Texas law permits a written contract, not required by law to be in writing, to be modified by a subsequent oral agreement even though the written contract includes a clause prohibiting oral modification of the agreement. Hyatt Cheek Builders-Engineers Co. v. Bd. of Regents, 607 S.W.2d 258, 265 (Tex.Civ.App.-Texarkana 1980, writ dism'd). The Ramirez-Flores written contract, however, could not be modified by a subsequent oral agreement because it was required by law to be in writing. See Tex. Bus. Com.
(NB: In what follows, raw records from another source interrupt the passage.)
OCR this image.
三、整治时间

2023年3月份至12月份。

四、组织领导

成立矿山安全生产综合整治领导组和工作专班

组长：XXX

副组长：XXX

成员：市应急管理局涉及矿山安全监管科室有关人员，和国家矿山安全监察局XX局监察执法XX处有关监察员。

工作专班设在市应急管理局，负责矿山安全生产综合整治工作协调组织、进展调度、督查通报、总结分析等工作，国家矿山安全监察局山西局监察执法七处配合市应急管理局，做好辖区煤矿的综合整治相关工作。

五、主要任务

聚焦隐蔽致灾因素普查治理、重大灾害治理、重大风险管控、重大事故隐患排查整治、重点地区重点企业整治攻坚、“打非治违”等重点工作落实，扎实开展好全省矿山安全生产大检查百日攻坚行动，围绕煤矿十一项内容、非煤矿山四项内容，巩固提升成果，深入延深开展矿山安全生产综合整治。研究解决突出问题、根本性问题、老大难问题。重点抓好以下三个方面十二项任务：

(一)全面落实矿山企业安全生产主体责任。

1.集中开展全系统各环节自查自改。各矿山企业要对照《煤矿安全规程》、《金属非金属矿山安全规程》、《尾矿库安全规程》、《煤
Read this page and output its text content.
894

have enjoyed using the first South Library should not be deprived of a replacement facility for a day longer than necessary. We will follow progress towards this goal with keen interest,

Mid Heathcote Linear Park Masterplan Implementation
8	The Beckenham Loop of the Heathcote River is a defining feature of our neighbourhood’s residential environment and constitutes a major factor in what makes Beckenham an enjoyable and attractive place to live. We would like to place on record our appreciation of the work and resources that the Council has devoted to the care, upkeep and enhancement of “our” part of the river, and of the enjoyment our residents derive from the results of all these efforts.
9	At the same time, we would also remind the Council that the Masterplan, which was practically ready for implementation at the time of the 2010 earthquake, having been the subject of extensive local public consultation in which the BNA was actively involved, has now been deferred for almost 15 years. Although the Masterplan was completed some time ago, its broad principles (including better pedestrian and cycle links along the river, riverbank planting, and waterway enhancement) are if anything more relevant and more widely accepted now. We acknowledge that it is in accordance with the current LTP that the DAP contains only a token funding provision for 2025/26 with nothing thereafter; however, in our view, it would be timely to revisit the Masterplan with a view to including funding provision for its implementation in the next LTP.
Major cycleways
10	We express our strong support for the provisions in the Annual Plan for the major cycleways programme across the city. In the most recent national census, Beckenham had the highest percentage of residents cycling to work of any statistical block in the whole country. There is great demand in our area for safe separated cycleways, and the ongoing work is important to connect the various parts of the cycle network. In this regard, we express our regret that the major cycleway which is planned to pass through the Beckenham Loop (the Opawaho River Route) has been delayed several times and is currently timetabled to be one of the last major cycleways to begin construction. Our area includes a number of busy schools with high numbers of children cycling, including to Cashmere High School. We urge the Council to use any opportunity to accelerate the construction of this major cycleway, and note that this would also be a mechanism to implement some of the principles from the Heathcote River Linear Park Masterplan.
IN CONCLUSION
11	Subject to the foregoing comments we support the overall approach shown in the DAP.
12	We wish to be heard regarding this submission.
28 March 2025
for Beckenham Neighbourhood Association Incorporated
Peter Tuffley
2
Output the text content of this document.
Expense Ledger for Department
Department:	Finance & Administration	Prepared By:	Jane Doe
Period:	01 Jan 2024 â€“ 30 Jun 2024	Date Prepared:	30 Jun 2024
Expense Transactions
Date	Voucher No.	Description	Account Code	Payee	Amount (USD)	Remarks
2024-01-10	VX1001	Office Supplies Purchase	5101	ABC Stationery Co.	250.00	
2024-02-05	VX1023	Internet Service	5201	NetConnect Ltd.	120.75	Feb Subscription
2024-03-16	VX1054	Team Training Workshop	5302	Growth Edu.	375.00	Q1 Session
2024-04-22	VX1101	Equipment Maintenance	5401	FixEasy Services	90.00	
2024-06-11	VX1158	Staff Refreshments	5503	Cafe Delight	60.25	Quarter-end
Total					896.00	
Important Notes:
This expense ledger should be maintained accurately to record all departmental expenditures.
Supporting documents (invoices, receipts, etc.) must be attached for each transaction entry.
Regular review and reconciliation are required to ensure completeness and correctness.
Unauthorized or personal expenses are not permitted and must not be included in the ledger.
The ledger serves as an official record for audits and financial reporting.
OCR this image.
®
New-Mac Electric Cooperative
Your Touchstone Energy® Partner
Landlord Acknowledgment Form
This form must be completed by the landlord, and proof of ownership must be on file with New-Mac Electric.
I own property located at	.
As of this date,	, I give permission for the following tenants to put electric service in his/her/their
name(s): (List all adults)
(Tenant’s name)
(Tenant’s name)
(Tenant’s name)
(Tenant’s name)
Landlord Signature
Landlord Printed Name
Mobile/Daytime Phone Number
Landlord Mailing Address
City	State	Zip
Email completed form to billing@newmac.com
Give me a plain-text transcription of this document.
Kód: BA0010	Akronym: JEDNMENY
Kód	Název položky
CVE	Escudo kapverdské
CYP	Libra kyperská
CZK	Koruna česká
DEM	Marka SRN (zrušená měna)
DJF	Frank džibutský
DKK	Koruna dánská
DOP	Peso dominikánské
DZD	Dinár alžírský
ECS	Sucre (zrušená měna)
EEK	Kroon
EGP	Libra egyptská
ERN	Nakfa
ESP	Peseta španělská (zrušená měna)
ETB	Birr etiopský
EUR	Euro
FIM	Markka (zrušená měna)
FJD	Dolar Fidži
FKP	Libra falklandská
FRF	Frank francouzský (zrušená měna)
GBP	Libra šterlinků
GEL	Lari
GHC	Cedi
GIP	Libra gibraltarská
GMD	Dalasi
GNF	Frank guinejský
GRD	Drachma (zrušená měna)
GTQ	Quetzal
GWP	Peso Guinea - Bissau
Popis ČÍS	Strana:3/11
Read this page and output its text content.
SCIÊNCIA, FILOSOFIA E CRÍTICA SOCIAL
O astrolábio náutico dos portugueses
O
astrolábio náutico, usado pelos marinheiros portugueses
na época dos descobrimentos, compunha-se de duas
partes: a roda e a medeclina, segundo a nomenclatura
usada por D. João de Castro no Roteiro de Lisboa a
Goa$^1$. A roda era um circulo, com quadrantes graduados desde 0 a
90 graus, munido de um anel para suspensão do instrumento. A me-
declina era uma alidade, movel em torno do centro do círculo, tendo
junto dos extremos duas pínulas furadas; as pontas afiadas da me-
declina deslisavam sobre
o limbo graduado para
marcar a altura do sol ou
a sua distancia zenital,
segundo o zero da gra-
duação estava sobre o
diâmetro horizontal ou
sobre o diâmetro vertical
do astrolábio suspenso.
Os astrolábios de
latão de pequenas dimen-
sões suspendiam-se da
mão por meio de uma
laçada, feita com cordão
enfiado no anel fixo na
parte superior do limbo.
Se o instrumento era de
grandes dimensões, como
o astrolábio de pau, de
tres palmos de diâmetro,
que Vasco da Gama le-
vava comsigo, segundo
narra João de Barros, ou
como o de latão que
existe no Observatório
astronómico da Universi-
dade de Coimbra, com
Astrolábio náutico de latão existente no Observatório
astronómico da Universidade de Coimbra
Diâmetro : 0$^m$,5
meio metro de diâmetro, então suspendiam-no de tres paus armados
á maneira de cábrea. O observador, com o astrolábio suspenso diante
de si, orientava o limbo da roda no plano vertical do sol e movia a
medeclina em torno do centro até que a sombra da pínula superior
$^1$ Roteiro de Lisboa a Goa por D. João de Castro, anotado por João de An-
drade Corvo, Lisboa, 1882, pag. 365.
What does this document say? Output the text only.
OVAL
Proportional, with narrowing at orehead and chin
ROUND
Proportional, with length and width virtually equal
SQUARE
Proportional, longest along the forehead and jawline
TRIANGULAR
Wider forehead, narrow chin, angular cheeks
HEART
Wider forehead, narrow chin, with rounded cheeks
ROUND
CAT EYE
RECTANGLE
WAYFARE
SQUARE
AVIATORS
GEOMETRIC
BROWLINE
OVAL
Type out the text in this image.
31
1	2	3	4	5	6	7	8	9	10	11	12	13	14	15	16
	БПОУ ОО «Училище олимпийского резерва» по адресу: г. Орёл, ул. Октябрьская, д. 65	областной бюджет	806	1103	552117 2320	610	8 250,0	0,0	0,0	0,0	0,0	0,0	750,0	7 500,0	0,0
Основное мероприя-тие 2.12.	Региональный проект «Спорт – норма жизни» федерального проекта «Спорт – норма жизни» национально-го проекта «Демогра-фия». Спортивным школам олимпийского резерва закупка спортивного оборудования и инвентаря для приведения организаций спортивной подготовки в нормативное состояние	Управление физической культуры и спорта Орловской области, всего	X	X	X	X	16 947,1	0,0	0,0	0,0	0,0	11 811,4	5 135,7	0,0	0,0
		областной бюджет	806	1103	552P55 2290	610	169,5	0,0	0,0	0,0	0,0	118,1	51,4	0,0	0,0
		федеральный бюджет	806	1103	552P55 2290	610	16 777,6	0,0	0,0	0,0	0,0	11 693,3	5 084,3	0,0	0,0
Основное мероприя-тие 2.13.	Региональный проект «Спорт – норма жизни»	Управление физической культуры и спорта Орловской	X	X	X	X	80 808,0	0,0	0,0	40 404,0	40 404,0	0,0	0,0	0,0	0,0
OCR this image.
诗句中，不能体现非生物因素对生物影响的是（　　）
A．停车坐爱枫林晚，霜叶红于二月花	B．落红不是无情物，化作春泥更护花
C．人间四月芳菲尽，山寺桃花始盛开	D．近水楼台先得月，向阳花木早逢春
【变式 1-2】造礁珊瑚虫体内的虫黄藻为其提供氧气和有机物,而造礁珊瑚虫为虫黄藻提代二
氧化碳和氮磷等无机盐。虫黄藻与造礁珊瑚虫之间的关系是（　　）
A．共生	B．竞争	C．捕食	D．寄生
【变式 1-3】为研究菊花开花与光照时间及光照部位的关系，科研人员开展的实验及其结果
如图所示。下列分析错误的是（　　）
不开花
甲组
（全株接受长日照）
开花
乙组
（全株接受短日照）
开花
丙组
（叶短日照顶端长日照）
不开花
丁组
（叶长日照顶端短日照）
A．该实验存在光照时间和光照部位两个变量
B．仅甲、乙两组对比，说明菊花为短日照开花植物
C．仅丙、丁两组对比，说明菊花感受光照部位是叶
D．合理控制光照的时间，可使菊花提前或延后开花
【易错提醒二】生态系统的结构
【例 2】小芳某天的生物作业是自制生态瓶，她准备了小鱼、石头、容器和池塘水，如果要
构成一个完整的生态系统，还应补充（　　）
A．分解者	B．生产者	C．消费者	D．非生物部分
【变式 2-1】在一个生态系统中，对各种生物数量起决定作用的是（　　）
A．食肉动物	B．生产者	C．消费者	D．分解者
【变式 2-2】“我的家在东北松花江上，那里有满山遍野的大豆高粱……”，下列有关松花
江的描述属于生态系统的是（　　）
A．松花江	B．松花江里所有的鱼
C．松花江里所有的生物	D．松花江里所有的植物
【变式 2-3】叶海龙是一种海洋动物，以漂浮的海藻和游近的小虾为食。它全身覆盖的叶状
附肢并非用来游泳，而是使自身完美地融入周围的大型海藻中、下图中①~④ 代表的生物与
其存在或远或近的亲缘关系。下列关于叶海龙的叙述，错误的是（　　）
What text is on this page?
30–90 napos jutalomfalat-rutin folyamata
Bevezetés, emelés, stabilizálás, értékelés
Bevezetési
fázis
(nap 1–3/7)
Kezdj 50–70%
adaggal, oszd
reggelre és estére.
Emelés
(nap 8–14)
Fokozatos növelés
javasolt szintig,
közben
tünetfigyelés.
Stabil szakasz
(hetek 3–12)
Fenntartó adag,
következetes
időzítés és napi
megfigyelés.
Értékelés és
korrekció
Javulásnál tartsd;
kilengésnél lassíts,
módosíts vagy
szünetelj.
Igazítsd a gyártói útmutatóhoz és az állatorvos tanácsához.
Code Ann. § 26.01(b)(4) (Vernon 2002) (stating a contract for the sale of real estate must be in writing to be enforceable).
Flores maintains that the parties were no longer bound by the terms of the earnest money contract when the parties orally agreed for the Ramirezes to convey 100% of the mineral estate to Flores. According to Flores, the earnest money contract automatically terminated when the parties did not timely close on the property. We are unpersuaded by this argument, however, because the parties' earnest money contract does not include a provision providing for the automatic termination of the contract.
Flores acknowledged this fact when he testified at trial. Although the parties' contract does specify remedies available if either party defaults on their obligations, Flores did not pursue any remedies under the default provisions of the contract. As a result, he remained obligated to comply with the terms of the parties' original agreement, including the clause prohibiting oral modification of the agreement.
After reviewing the relevant evidence, we must conclude that reasonable minds could reach but one conclusion under the available evidence: The parties' warranty deed does not embody the true agreement of the parties due to a mutual mistake. There is no evidence of probative value to rebut the testimony of Perez, Anabel, and Jose that a scrivener's error caused the parties' warranty deed not to reflect the true agreement of the parties. As such, we hold the Ramirezes were entitled to reformation of the warranty deed as a matter of law.
Conclusion
Because the only probative evidence admitted at trial shows the warranty deed does not embody the true agreement of the parties due to a mutual mistake, we conclude that the trial court should have directed a verdict in favor of the Ramirezes, not Flores. Accordingly, we reverse the judgment of the trial court and render judgment in favor of the Ramirezes.